Talvez esse tenha sido o momento mais legal da minha excursao de dois dias e meio pelas terras áridas do sul da Bolívia, mas o resto também foi maravilhoso. A visao do salar, o maior do mundo, é surreal: de pé sobre uma camada comprimida de sal, a única coisa que dá pra ver é uma imensidao branca e plana que segue infinita até encontrar com as montanhas e vulcoes da cordilheira bem lá no fundo. Vestígios do grande lago que antes ocupava toda essa regiao e deu origem ao deserto, as lagoas também impressionam. A maioria tá congelada essa época do ano, e o branco do gelo em contraste com o amarelo-vermelho da areia e dos picos formam uma combinaçao alucinante. A Laguna Colorada foi a mais legal. A água, por algum motivo, é vermelha, e nao congela toda. Além disso, é lotada de flamingos, aos milhares.

De lá desci pra maravilhosa altitude de 2.500 metros (ar, finalmente!) e agora me encontro em Sao Pedro de Atacama, do lado de cá da fronteira com o Chile. Sempre acho mais legal atravessar fronteiras a pé ou de carro do que de aviao porque dá pra ver melhor as diferenças entre os lugares, e essa travessia nao foi diferente. Passamos a linha, e as trilhas de areia emendadas nos milhares de quilômetros de estrada de terra percorridas por ônibus recauchutados no interior da Bolívia deram lugar a um asfalto maciíssimo e bem sinalizado, e finalmente entrei num veículo que aparentava menos de 10 anos de fábrica desde que saí do Brasil.

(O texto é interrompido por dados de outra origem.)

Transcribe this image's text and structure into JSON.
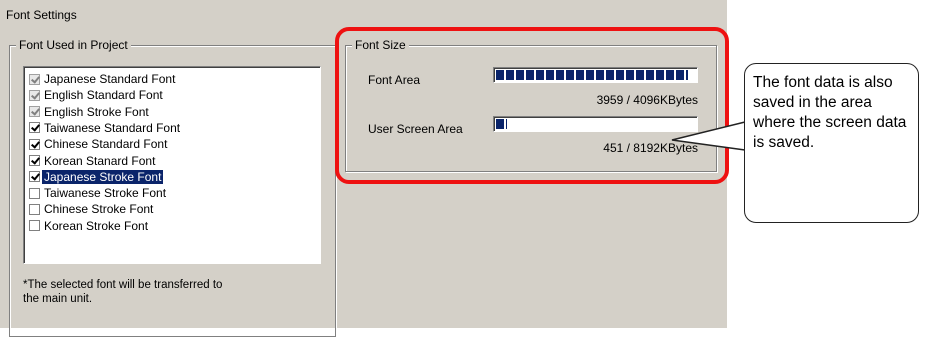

Saio de Sao Pedro ainda hoje, com destino a Arica, mais ao norte ainda desse país de uma rua só. Provavelmente também nao durmirei lá, e seguirei direto pra Arequipa, já no Peru. E prometo pra depois um post mais completo sobre a Bolívia, assim que tiver saindo de La Paz, já no final da viagem, ok? Abraços!

5 comentários:

Anônimo disse...

Filhinho, que peninha de vc, geladinho deste jeito....Putzgrila!!!
E pelo visto até agora não aprendeu a escrever o verbo dormir em todas as suas conjugações com O
eu dormi
eu dormirei
eu teria dormido, etc, etc
Bjs
Mom

Rodrigo disse...

uahuhahua, eh verdade! um erro escapou, mas vou deixa-lo a titulo de registro historico

Isabela Eugenio disse...

esse já foi melhor. um meio termo.
mas, aqui, vc já sabe o que eu devo estar pensando, né? ainda bem que eu só fico sabendo dessas coisas depois que elas já aconteceram e aí não tem motivo pra ficar mais preocupada.
juízo, menino!

Branco disse...

Aow cara. Blz. Ow doido d+ seu post. Depois fraga o nosso la, e logo logo a gente toma uma junto. Em uns 2 ou 3 dias. Abracao e boa viagem.
Deixa uma migalha de biscoito em arequipa pra gente saber que vc passou la ou entao pixa nas paredes (rodriguin passou aq)

André disse...

Rod, você é muito mais insano do que eu imaginava.